Politik Dinasti dan Dinasti Politik Banten
Untuk lebih memahami politik dinasti di Indonesia ada baiknya kita mengamati kasus dinasti politik dan politik dinasti di Banten. Pembentukan dinasti politik di Banten sangat mencolok. Dari 8 Dati II di Banten, semua dikuasaai dinasti politik. 4 daerah dikuasai keluarga Chasan Sohib atau Dinasti Atut (Wabup Serang: Tatu Chasanah, Anak/adik Atut; Walkot Serang: Chaerul Jaman, anak/adik Atut; Wabup Pandeglang: Heryani, istri/ibu tiri Atut; sementara ibu tiri Atut yang lain, Ratna Komalasari menjadi anggota DPRD Serang, dan Walkot Tangsel: Airin Rahmi D, menantu/adik ipar Atut), dan puncaknya Propinsi Banten oleh sang Gubernur Atut, putri mahkota, sementara 4 daerah lagi dikuasai oleh dinasti2 daerah setempat. Pola terbentuknya dinasti politik di Banten tampaknya menjadi steriotip pembentukan dinasti politik daerah di Indonesia. Pada tahap awal seorang Kepala Daerah terpilih, langkah pertama yang dilakukan biasanya adalah memutasi atau mengganti pejabat lama dengan pendukung dan pengikutnya. Kemudian pada suatu ketika pada masa jabatannya ia akan membuat berbagai prosedur dan langkah yang memungkinkan ia dan pengikutnya (keluarganya) lebih mudah terekspos kepada masyarakat. Misalnya istri yang otomatis sebagai Ketua PKK dan atau mendorong anak, adik dan lain2 sebagai Ketua Kelompok Pemuda, pengurus organisasi2 poleksosbud atau bahkan menjadi pimpinan cabang suatu parpol tertentu dimana dengan bantuan fasilitas dan dana dari APBD mereka melakukan berbagai manuver (maneuvre) untuk meningkatkan citra sang Kepala Daerah dan keluarganya.

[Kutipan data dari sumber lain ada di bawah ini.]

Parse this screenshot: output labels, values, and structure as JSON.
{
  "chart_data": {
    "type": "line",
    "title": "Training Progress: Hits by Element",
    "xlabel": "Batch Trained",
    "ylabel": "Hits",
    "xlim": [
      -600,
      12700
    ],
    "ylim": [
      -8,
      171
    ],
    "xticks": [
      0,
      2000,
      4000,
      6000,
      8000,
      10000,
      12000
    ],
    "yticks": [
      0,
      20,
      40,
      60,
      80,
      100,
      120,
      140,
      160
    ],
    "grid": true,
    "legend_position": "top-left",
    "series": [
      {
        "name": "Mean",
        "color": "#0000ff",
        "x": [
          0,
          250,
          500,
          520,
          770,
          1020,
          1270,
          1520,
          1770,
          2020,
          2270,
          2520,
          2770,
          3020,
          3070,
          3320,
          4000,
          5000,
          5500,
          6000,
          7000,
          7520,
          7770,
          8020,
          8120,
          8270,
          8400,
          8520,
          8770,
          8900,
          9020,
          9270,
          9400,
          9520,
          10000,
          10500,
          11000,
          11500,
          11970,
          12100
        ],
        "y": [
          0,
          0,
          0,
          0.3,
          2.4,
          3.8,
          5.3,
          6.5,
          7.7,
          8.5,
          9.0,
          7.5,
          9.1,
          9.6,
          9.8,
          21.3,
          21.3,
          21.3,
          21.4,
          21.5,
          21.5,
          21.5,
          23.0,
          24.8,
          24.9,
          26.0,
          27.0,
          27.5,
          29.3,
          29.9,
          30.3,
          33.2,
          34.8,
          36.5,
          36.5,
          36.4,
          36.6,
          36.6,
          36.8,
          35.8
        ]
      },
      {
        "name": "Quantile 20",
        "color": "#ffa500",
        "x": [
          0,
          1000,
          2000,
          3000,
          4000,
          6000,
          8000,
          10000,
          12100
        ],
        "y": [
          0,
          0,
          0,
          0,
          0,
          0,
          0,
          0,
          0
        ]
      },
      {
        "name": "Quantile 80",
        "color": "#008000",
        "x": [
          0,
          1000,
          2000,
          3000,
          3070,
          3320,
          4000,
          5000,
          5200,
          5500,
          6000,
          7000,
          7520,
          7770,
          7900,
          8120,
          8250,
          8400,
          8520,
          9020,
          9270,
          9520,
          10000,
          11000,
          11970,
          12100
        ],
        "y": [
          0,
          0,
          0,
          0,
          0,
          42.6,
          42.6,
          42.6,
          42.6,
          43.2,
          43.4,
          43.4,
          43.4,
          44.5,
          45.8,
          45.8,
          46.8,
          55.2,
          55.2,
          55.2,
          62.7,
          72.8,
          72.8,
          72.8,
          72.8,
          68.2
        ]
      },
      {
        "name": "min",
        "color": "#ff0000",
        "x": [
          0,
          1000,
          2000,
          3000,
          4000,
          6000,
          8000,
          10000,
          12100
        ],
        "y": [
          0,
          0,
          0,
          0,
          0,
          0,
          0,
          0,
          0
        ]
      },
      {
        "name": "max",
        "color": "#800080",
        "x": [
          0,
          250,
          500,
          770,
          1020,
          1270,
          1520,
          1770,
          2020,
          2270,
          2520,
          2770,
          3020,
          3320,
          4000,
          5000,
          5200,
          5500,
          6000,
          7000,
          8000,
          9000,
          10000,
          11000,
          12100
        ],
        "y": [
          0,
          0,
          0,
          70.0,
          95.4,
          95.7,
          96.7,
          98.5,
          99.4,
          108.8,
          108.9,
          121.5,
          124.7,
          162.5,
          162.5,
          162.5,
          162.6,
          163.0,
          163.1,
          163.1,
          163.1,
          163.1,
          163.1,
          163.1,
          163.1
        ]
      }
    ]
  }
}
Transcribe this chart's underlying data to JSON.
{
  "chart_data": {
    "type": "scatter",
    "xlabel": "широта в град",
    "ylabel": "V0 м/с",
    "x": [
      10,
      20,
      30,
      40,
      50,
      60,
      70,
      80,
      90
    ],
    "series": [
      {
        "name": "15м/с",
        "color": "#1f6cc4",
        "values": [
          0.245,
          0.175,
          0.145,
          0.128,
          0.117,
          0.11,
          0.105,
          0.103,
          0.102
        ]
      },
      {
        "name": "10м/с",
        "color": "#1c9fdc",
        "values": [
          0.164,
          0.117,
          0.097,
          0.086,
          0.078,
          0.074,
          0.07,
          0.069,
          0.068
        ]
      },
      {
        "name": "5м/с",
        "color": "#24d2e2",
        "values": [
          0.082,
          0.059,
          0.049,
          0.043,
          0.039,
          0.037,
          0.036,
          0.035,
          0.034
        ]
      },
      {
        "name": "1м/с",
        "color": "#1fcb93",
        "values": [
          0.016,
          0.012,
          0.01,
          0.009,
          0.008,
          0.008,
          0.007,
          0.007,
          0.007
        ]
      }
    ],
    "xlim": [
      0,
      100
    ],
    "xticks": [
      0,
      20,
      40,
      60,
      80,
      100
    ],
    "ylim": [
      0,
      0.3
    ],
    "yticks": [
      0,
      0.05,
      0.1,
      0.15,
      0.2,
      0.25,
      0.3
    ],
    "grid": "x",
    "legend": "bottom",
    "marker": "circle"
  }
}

Pembentukan dinasti Atut dimulai saat pemilihan Gubernur dan Wakil Gubernur, untuk Propinsi Banten yang baru berdiri, Tb Chasan Sohib, mengajukan anaknya Ratu Atut Chosiah, melalui Golkar mendampingi Joko Munandar, dari PPP sebagai Gubernur, dan memenangkan pemilihan yang waktu itu masih melalui DPRD. Ketika di tengah perjalanan Joko tersangkut korupsi dan dipenjara, maka Ratu Atut, otomatis menjadi Plt Gubernur Banten. Sesuai dengan pernyataan Ernesto Dal Bo, bahwa saat seorang pejabat memperoleh lebih banyak kekuasaan, segera ia akan mulai membangun suatu politik dinasti, maka mulailah cengkeraman Atut kedalam berbagai kekuasaan dan kegiatan poleksosbud di daerah Banten. Sesuai dengan teori Dal Bo tersebut dan pola pembentukan suatu dinasti yang diuraikan sebelumnya, segera dia mengganti para pejabat di Banten dengan para pendukungnya, dan secara agresif menempatkan kerabatnya untuk memegang pimpinan berbagai organisasi poleksosbud. Untuk masalah keuangan, sudah menjadi rahasia umum, Tb Chasan Sohib, sang ayah, yang sejak Orde Baru sudah dikenal kegiatannya sebagai rent seeker, dan dalam blog Goresan Pena, Rizal Muhammad, menyebutnya sebagai old predator, adalah penentu dari pelaksana proyek2 pembangunan di Banten, sehingga kemudian tidak aneh bila dia kemudian dijuluki atau bahka menyebut dirinya sebagai "Gubernur Jendral" Banten. Dengan dukungan keuangan yang kuat dan fasilitas birokrasi, segera saja jaringan dinasti Atut menggurita di Banten. Dibawah ini adalah gambaran jaringan dinasti Atut yang saya kutip dari blog Perhimpunan Pendidikan Demokrasi; Konstelasi, Edisi ke-31, April 2011:


Raja2 kecil lain di Banten adalah mereka yang saat ini menjadi penguasa di Kabupatan2; Tanggerang (Iskandar) dan Lebak (Jayabaya), Kota2; Cilegon (Safaat) dan Tenggerang (Wahidin Halim). Wahidin Halim, telah menjabat Walkot Tanggerang selama 2 periode, pastilah juga berusaha mencengkramkan kukunya disana, walau belum kelihatan. Tetapi dalam pilkada Tangsel ia mengorbitkan adiknya Suwandi untuk maju sebagai calon Walkot Tangsel, tetapi dikalahkan oleh Airin dari dinasti Atut.  Sedangkan Walkot Cilegon Iman Aryadi, adalah anak Aat Safaat, Walkot lama, yang kemudian menjadi tersangka korupsi. Iman juga dipersiapkan melalui kedudukannya sebagai pengurus partai Golkar Cilegon dan berbagai organisasi sosial lainnya.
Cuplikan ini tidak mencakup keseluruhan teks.